The art of the triptych at our places

A triptych is a painting in three parts, typically a larger central panel flanked by two smaller panels, or wings. Triptychs range in size and function, from monumental altarpieces to private devotional objects. Learn more about them by exploring these treasures from our collections and places from the 14th to the 19th centuries.

Gabriella de la Rosa, Lead Editor, Curatorial Content Online Gabriella de la Rosa Lead Editor, Curatorial Content Online
Detail of an early fourteenth century Italo-Byzantine triptych

An Italo-Byzantine icon 

Icons are religious works of art, traditionally depicting Christ, the Virgin or a saint. This early 14th-century icon – the oldest painting in the collection at Polesden Lacey – uses the triptych format to depict the Virgin and Christ Child adored by Saints Peter and Paul and four angels. Arranged below and on each wing are an additional 14 saints. The gables of the side panels are used to depict the Annunciation while the central gable depicts the Crucifixion. On show at Polesden Lacey.

The Madonna of Humility by Francescuccio Ghissi

Private devotion, intimate scale 

The small scale of this triptych, relating episodes in the life of the Virgin Mary, tells us that it was designed for private devotion. Held within a shadow box, it stands about 45 cm high. The central panel presents Mary's gentle humility: she nurses the Christ Child while sitting humbly on the ground. Heavenly glory is nonetheless also conveyed by the richly-worked gold ground and her precious blue mantle which writhes with a complex dragon motif. On show at Polesden Lacey.

Triptych painting in gold frame by Bosch showing the birth of Christ in stable

A Boschian triptych 

The central panel of this triptych depicts the Adoration of the Magi. The Christ Child sits in Mary's lap as the opulently dressed kings present their gifts. This epiphanous scene takes place before a ramshackle hut. A strange figure draped in pink fabric and wearing a metal turban of thorns stands in the doorway: he may be the Antichrist. When the side panels of this triptych are closed, a scene with fantastical figures and flying demons is revealed. Grotesque figures of this kind are strongly associated with Hieronymus Bosch, to whom this work is attributed. On show at Upton House.

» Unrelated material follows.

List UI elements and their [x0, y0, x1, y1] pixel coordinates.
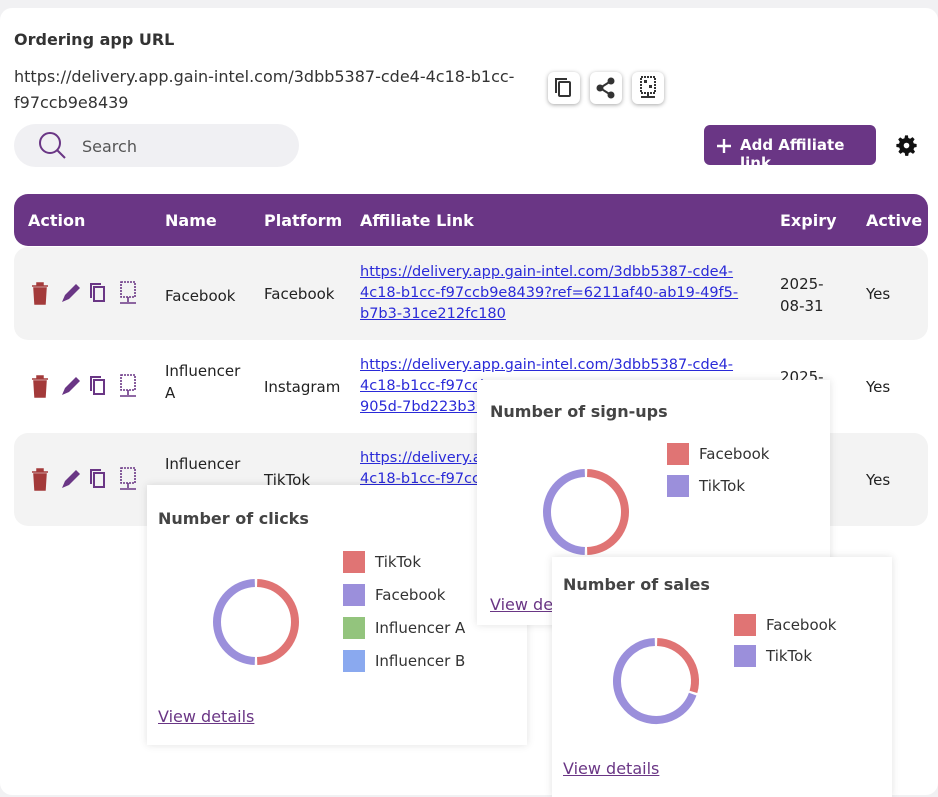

Hendrick van Steenwijck, Imaginary Cathedral

Triptychs and architecture 

Although not a triptych in its own right, this painting offers an expansive interior view of a cathedral with a succession of triptychs on display. Look carefully and you will see one behind the third pillar to the left, with only its wings visible, and another on the nearest chapel on the right, with a depiction of the Holy Family in a doorway. As this painting cleverly demonstrates, the three-part construction of triptychs echoes church architecture while offering a visual balance to the long, narrow nave. On show at Petworth House.

Central panel of The Garland Makers (triptych)

A Pre-Raphaelite revival 

The triptych went through a period of decline but was revived by the Pre-Raphaelites who used the tripartite structure to depict religious and non-religious themes. This secular example is by Charles Fairfax Murray, whose languorous figures evoke the work of Edward Burne-Jones. The Italianate background recalls the years Murray spent living in Italy where he made copies after Old Master paintings. The Venetian and Florentine traditions, in which the triptych format is so prevalent, undoubtedly influenced Murray’s work, including this example. On show at Tyntesfield.

Flemish sixteenth-century composite altarpiece in the Chapel at Oxburgh Hall, Norfolk.

More about triptychs

The panels of triptychs are typically hinged. As such, the wings can be closed, thereby protecting the interior and facilitating transport. In some instances, the closed wings reveal an entirely different scene.

The tripartite structure of triptychs has traditionally reflected the religious symbolism of the Holy Trinity. The structure also lends itself to the depiction of a narrative with a beginning, middle and end. In modern and contemporary contexts, artists have used triptychs to show more than one perspective at the same time or to capture the wide vista of a landscape.